Spotted Turtle by John J. Mosesso- NBII (public domain)

The spotted turtle is a small turtle. Its shell, or carapace, is flat to moderately domed and smooth. It is black with yellow spots. The turtle's body is dark with an orange spot behind each eye and other orange markings on the head and limbs. The carapace of spotted turtles is 3 1/2 to 5 inches long.

Spotted turtles range along the Atlantic states from southern Maine to northern Florida. They extend west into Maryland, Pennsylvania and southern New York and into parts of Ohio, Indiana and Michigan. In Connecticut spotted turtles are found throughout the state in low-lying areas.

These turtles need a complex habitat system that includes wetlands and terrestial habitat. They are found in marshy meadows, vernal pools, wet woods, beaver ponds and shallow muddy streams.

Spotted turtles court and breed from March to May. Eggs are laid in June. A female digs a shallow, flask-shaped nesting cavity in sandy soil in a warm, sunny spot. She lays up to 8 elliptical eggs with flexible shells. Eggs hatch in late August or September. Sometimes hatchlings overwinter in the nest and come out in spring. A spotted turtle's lifespan is thought to be 26 to 50 years.

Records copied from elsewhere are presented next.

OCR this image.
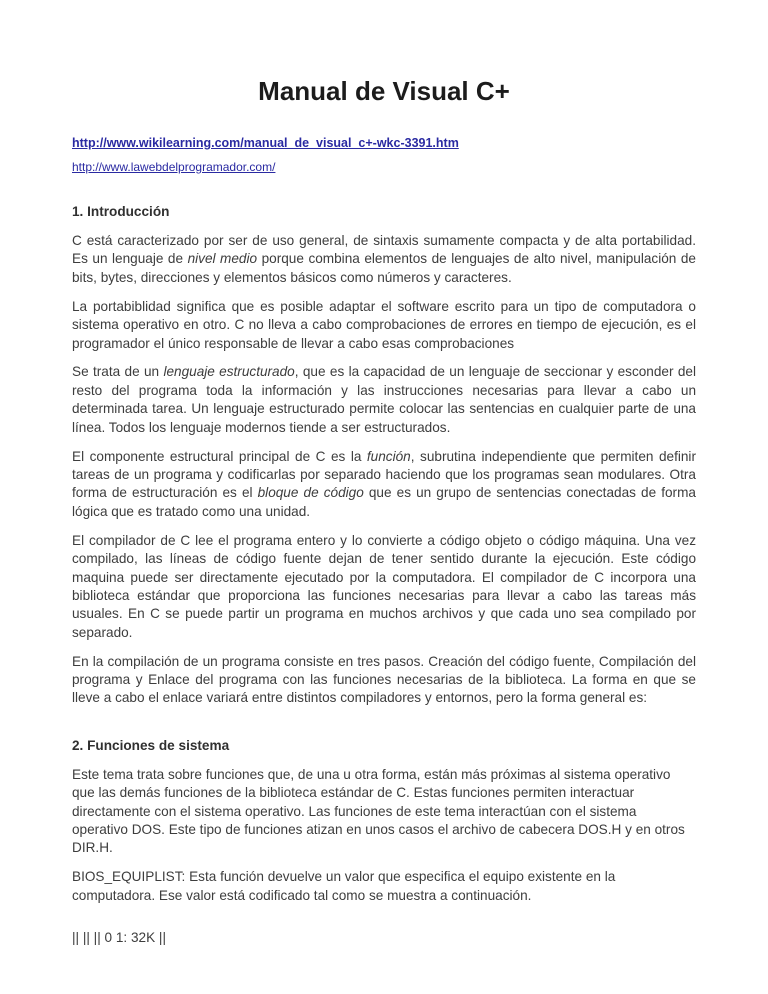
Manual de Visual C+
http://www.wikilearning.com/manual_de_visual_c+-wkc-3391.htm
http://www.lawebdelprogramador.com/
1. Introducción

C está caracterizado por ser de uso general, de sintaxis sumamente compacta y de alta portabilidad. Es un lenguaje de nivel medio porque combina elementos de lenguajes de alto nivel, manipulación de bits, bytes, direcciones y elementos básicos como números y caracteres.

La portabiblidad significa que es posible adaptar el software escrito para un tipo de computadora o sistema operativo en otro. C no lleva a cabo comprobaciones de errores en tiempo de ejecución, es el programador el único responsable de llevar a cabo esas comprobaciones

Se trata de un lenguaje estructurado, que es la capacidad de un lenguaje de seccionar y esconder del resto del programa toda la información y las instrucciones necesarias para llevar a cabo un determinada tarea. Un lenguaje estructurado permite colocar las sentencias en cualquier parte de una línea. Todos los lenguaje modernos tiende a ser estructurados.

El componente estructural principal de C es la función, subrutina independiente que permiten definir tareas de un programa y codificarlas por separado haciendo que los programas sean modulares. Otra forma de estructuración es el bloque de código que es un grupo de sentencias conectadas de forma lógica que es tratado como una unidad.

El compilador de C lee el programa entero y lo convierte a código objeto o código máquina. Una vez compilado, las líneas de código fuente dejan de tener sentido durante la ejecución. Este código maquina puede ser directamente ejecutado por la computadora. El compilador de C incorpora una biblioteca estándar que proporciona las funciones necesarias para llevar a cabo las tareas más usuales. En C se puede partir un programa en muchos archivos y que cada uno sea compilado por separado.

En la compilación de un programa consiste en tres pasos. Creación del código fuente, Compilación del programa y Enlace del programa con las funciones necesarias de la biblioteca. La forma en que se lleve a cabo el enlace variará entre distintos compiladores y entornos, pero la forma general es:

2. Funciones de sistema

Este tema trata sobre funciones que, de una u otra forma, están más próximas al sistema operativo que las demás funciones de la biblioteca estándar de C. Estas funciones permiten interactuar directamente con el sistema operativo. Las funciones de este tema interactúan con el sistema operativo DOS. Este tipo de funciones atizan en unos casos el archivo de cabecera DOS.H y en otros DIR.H.

BIOS_EQUIPLIST: Esta función devuelve un valor que especifica el equipo existente en la computadora. Ese valor está codificado tal como se muestra a continuación.

|| || || 0 1: 32K ||
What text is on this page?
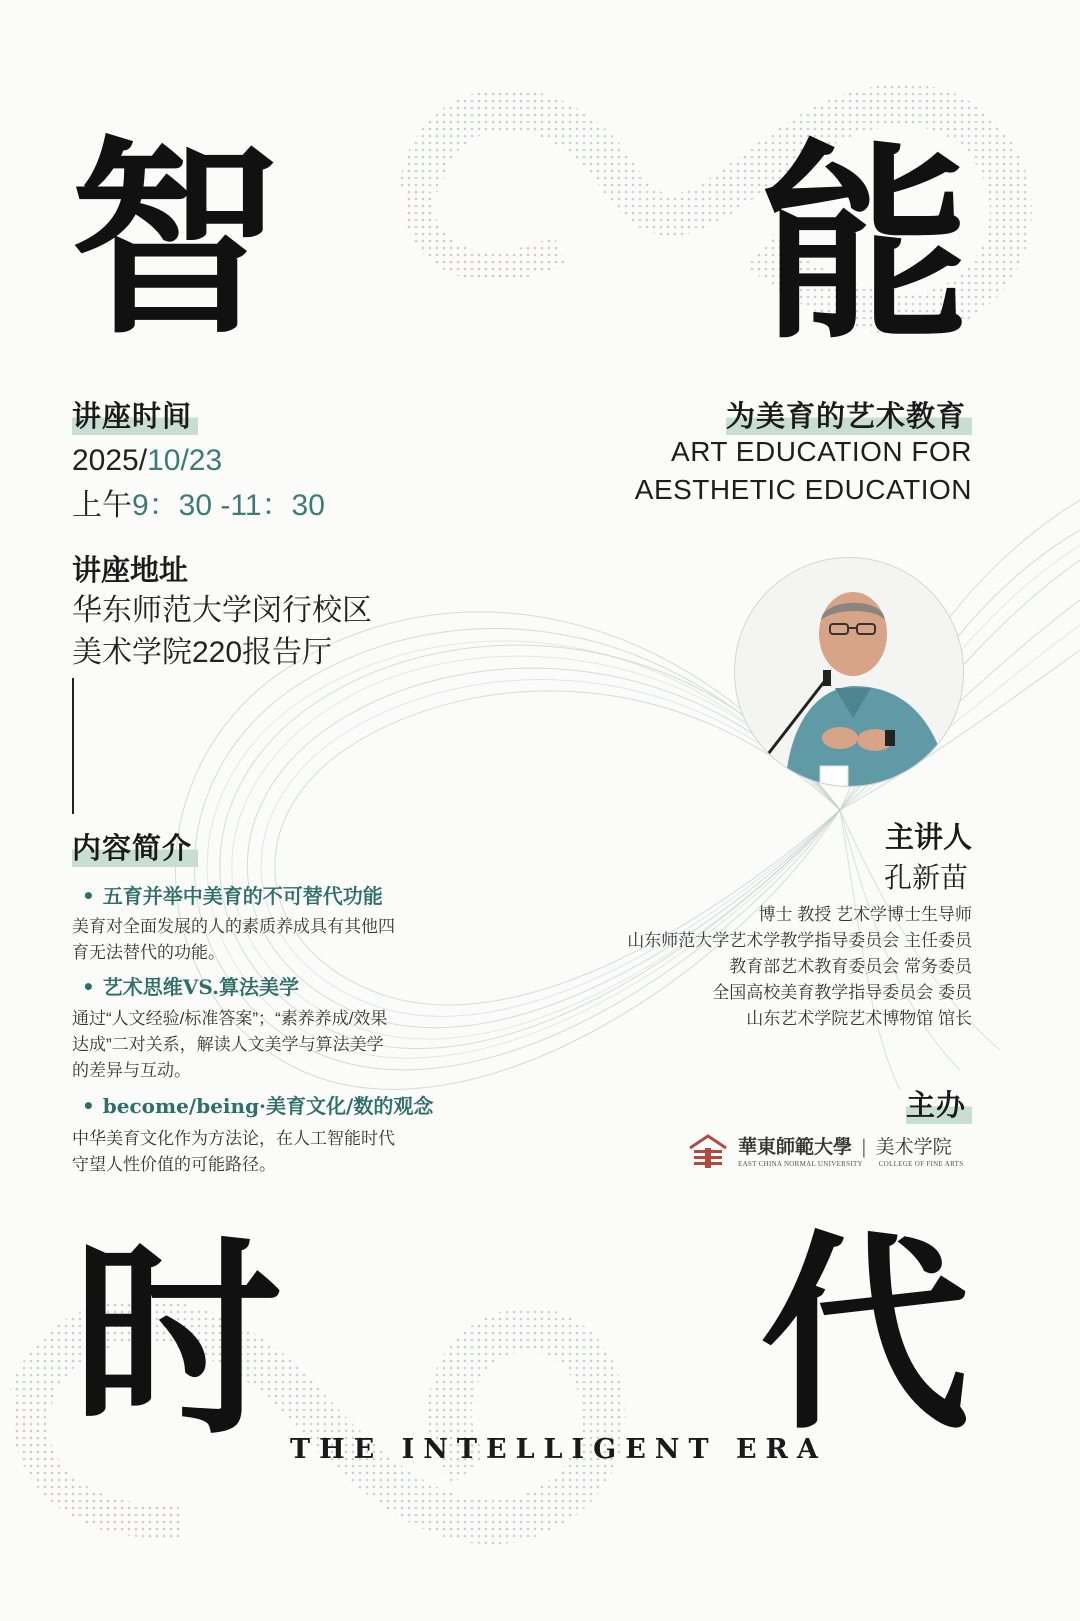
智 能
时 代
THE INTELLIGENT ERA
讲座时间
2025/10/23
上午9：30 -11：30
讲座地址
华东师范大学闵行校区
美术学院220报告厅
为美育的艺术教育
ART EDUCATION FOR
AESTHETIC EDUCATION
主讲人
孔新苗
博士 教授 艺术学博士生导师
山东师范大学艺术学教学指导委员会 主任委员
教育部艺术教育委员会 常务委员
全国高校美育教学指导委员会 委员
山东艺术学院艺术博物馆 馆长
主办
華東師範大學 | 美术学院
EAST CHINA NORMAL UNIVERSITY COLLEGE OF FINE ARTS
内容简介
• 五育并举中美育的不可替代功能
美育对全面发展的人的素质养成具有其他四
育无法替代的功能。
• 艺术思维VS.算法美学
通过“人文经验/标准答案”；“素养养成/效果
达成”二对关系，解读人文美学与算法美学
的差异与互动。
• become/being·美育文化/数的观念
中华美育文化作为方法论，在人工智能时代
守望人性价值的可能路径。
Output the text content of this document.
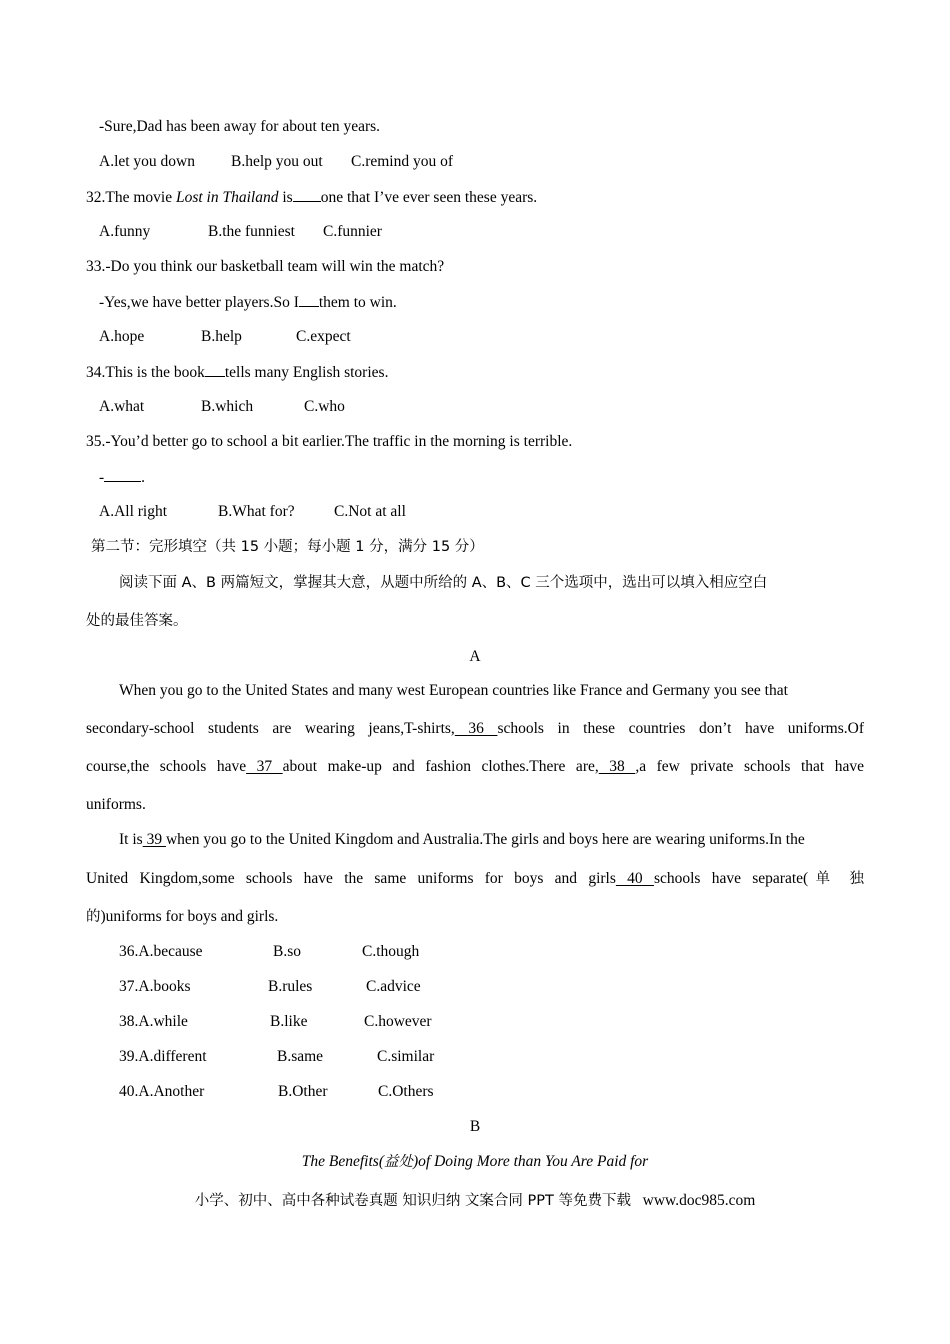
-Sure,Dad has been away for about ten years.
A.let you down B.help you out C.remind you of
32.The movie Lost in Thailand is one that I’ve ever seen these years.
A.funny	B.the funniest C.funnier
33.-Do you think our basketball team will win the match?
-Yes,we have better players.So I them to win.
A.hope	B.help	C.expect
34.This is the book tells many English stories.
A.what	B.which	C.who
35.-You’d better go to school a bit earlier.The traffic in the morning is terrible.
- .
A.All right	B.What for?	C.Not at all
第二节：完形填空（共 15 小题；每小题 1 分，满分 15 分）
阅读下面 A、B 两篇短文，掌握其大意，从题中所给的 A、B、C 三个选项中，选出可以填入相应空白
处的最佳答案。
A
When you go to the United States and many west European countries like France and Germany you see that
secondary-school students are wearing jeans,T-shirts, 36 schools in these countries don’t have uniforms.Of
course,the schools have 37 about make-up and fashion clothes.There are, 38 ,a few private schools that have
uniforms.
It is 39 when you go to the United Kingdom and Australia.The girls and boys here are wearing uniforms.In the
United Kingdom,some schools have the same uniforms for boys and girls 40 schools have separate(单 独
的)uniforms for boys and girls.
36.A.because	B.so	C.though
37.A.books	B.rules	C.advice
38.A.while	B.like	C.however
39.A.different	B.same	C.similar
40.A.Another	B.Other	C.Others
B
The Benefits(益处)of Doing More than You Are Paid for
小学、初中、高中各种试卷真题 知识归纳 文案合同 PPT 等免费下载 www.doc985.com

These turtles hibernate for the winter underwater buried in soft mud from October to April. They do more basking in the sun in the spring. Turtles cannot regulate their body temperature internally and must warm themselves in the sun. They are not seen as often in the summer and avoid the heat by resting in streams or digging under leaf litter.

Spotted turtle diet includes worms, small crustaceans, carrion insects, spiders, frogs, algae and some aquatic plants.

There has been a steady decline of the spotted turtle population because of habitat loss.